She also told me something that broke my heart a little. A few years back, she ran into a player for a very prominent local team and asked about joining, but this person was not very polite or encouraging. She thought derby was for jerks and spent a long time dreaming about it but demotivated to do it. I can only speculate about this made her feel, but it would make me feel bad. As if that person could see failure written all over my face and that derby was for other people. People who were cooler than me. People who were more athletic than me. People who had crazier hair, or more tattoos, or less body fat, or more confidence, or... something. Now of course, she knows better. Derby is for everyone! Weeeee!
From what it sounds like, her league is similar to mine. They're a bunch of rad women who encourage one another to push harder and be better. She is learning to find the love of gliding on eight wheels, and from what it sounds like, will be hitting and falling very soon. Oh the days of being fresh meat... It made me reminisce about my own experience. Learning the T-Stop or doing Plow stops until you can't walk the next day were things that I had to go through too, and not that long ago.

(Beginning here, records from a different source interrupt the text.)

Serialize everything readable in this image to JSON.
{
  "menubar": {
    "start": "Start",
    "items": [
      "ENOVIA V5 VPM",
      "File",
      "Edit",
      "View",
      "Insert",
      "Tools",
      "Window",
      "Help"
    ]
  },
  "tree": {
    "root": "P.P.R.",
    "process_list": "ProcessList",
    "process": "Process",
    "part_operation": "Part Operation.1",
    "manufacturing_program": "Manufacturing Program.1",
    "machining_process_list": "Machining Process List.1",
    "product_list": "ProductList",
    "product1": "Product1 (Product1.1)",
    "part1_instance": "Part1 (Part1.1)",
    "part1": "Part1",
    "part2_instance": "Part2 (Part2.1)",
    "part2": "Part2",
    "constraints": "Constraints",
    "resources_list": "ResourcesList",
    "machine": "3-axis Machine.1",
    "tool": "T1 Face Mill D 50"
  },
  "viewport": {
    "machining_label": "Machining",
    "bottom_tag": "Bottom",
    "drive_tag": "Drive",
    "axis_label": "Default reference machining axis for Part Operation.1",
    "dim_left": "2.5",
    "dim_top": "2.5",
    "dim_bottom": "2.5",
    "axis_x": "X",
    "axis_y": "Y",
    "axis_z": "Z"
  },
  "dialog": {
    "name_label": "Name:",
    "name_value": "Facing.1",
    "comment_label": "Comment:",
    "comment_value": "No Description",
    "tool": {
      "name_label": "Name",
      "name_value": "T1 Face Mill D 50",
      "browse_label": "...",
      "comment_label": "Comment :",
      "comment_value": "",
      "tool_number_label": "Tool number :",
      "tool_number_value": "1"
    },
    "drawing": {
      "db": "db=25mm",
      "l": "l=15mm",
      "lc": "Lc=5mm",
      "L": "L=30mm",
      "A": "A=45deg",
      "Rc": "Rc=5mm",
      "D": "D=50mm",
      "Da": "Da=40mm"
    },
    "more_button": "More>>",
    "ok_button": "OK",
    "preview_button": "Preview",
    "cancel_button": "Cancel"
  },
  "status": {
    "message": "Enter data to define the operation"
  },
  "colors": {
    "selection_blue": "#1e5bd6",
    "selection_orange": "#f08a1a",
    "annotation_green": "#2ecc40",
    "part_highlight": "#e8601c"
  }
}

What if I couldn't do this? What if they ladies didn't like me? What if the things my ex said about me were true? It was that last one that was a big damn deal to me. That man thought I was the laziest overweight complainer of all time. He was always trying to get me to go to the gym and I just couldn't. Something that was unknown to either of us at the time was that I had a serious health issue that was causing me a lot of pain. I had been suffering from it for pretty much as long as I could remember and had been called a hypochondriac for just as long. Because of this, I had normalized the pain and it made me really depressed. Before this diagnosis, I thought I was destined to be fat and unhappy because that was just the way my body was built.
P.S. To my fresh meat friend: we have shared a lot in the past, things that were both beautiful and difficult. I am so excited that you're a derby girl because, hopefully, we get to make a new relationship built on happier times for us both. See you soon, let me know when you're ready for that derby date!